Is shivering following neuraxial blockade in obstetric patients related to changes in patient temperature? A prospective observational study.

Dr Surbhi Malhotra

Background
Neuraxial blockade is a common method of providing pain relief for labour and anaesthesia for caesarean sections. It involves placing local anaesthetic and other pain killing medications around the nerves in the spine and includes epidural, spinal and combined spinal epidural techniques.

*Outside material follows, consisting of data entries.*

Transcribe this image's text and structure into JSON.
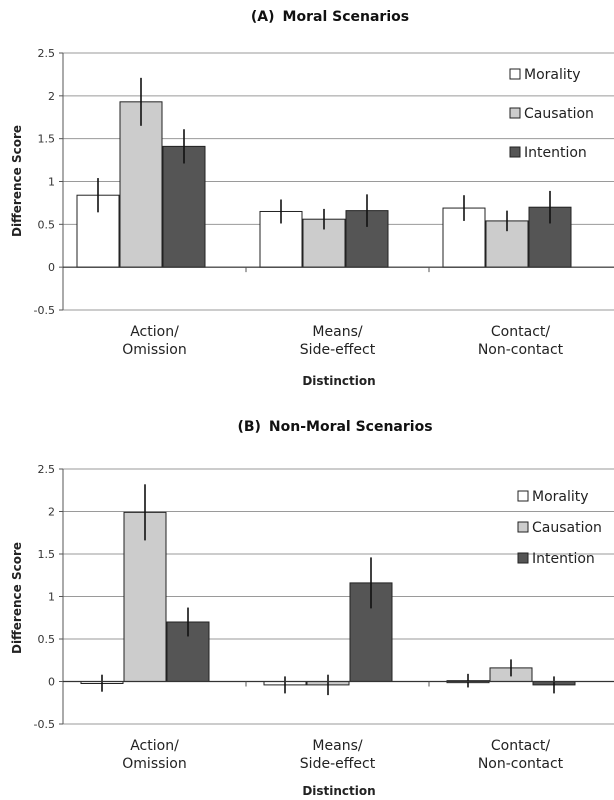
{
  "chart_data": [
    {
      "type": "bar",
      "panel_label": "(A)",
      "title": "Moral Scenarios",
      "xlabel": "Distinction",
      "ylabel": "Difference Score",
      "ylim": [
        -0.5,
        2.5
      ],
      "yticks": [
        "-0.5",
        "0",
        "0.5",
        "1",
        "1.5",
        "2",
        "2.5"
      ],
      "categories": [
        [
          "Action/",
          "Omission"
        ],
        [
          "Means/",
          "Side-effect"
        ],
        [
          "Contact/",
          "Non-contact"
        ]
      ],
      "grid": true,
      "legend_position": "top-right",
      "series": [
        {
          "name": "Morality",
          "color": "#ffffff",
          "values": [
            0.84,
            0.65,
            0.69
          ],
          "errors": [
            0.2,
            0.14,
            0.15
          ]
        },
        {
          "name": "Causation",
          "color": "#cccccc",
          "values": [
            1.93,
            0.56,
            0.54
          ],
          "errors": [
            0.28,
            0.12,
            0.12
          ]
        },
        {
          "name": "Intention",
          "color": "#555555",
          "values": [
            1.41,
            0.66,
            0.7
          ],
          "errors": [
            0.2,
            0.19,
            0.19
          ]
        }
      ]
    },
    {
      "type": "bar",
      "panel_label": "(B)",
      "title": "Non-Moral Scenarios",
      "xlabel": "Distinction",
      "ylabel": "Difference Score",
      "ylim": [
        -0.5,
        2.5
      ],
      "yticks": [
        "-0.5",
        "0",
        "0.5",
        "1",
        "1.5",
        "2",
        "2.5"
      ],
      "categories": [
        [
          "Action/",
          "Omission"
        ],
        [
          "Means/",
          "Side-effect"
        ],
        [
          "Contact/",
          "Non-contact"
        ]
      ],
      "grid": true,
      "legend_position": "top-right",
      "series": [
        {
          "name": "Morality",
          "color": "#ffffff",
          "values": [
            -0.02,
            -0.04,
            0.01
          ],
          "errors": [
            0.1,
            0.1,
            0.08
          ]
        },
        {
          "name": "Causation",
          "color": "#cccccc",
          "values": [
            1.99,
            -0.04,
            0.16
          ],
          "errors": [
            0.33,
            0.12,
            0.1
          ]
        },
        {
          "name": "Intention",
          "color": "#555555",
          "values": [
            0.7,
            1.16,
            -0.04
          ],
          "errors": [
            0.17,
            0.3,
            0.1
          ]
        }
      ]
    }
  ]
}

Approximately one third of expectant mothers will undergo a form of neuraxial blockade during the birth of their child. Of these women, up to 70% will experience the side effect of uncontrollable shivering, which many find very unpleasant. Shivering also increases maternal metabolic rate and may have detrimental effects on the unborn child. Currently it is unclear why shivering occurs in this situation. It has been suggested that it is not related to changes in body temperature, but this remains to be proven.

Aims
This study aims to describe the changes that occur in the body's internal and skin temperatures following neuraxial blockade in the obstetric population. Furthermore we aim to find out if shivering in this situation is caused by changes in internal or skin temperature.

Methodology
This is a single centre prospective observational study of obstetric patients undergoing neuraxial blockade for pain relief in labour or anaesthesia for caesarean sections. Patients will have their internal and skin temperatures monitored before and after the administration of neuraxial blockade. We will also measure skin blood flow to monitor vasoconstriction and the electrical activity of muscles to assess shivering. All the sensors, with the exception of the internal temperature sensor, are non-invasive and stick on the skin surface. The internal temperature sensor is an electronic thermometer which will be placed intermittently under the tongue. The data collected will be used to describe internal and skin temperature changes that occur following the administration of neuraxial blockade and to assess the relationship between these temperature changes and the onset of shivering.

Expected outcomes
We expect to find that shivering following neuraxial blockade in the obstetric population is not initiated by changes in internal temperature. We believe that skin temperature will increase in the areas affected by the neuraxial blockade (legs and trunk) and will decrease in the areas unaffected (arms).

Implications
This study will help us understand the mechanism of shivering following neuraxial blockade in the obstetric population. We believe that understanding this mechanism is an important first step towards developing effective treatments for this distressing and potentially harmful side effect.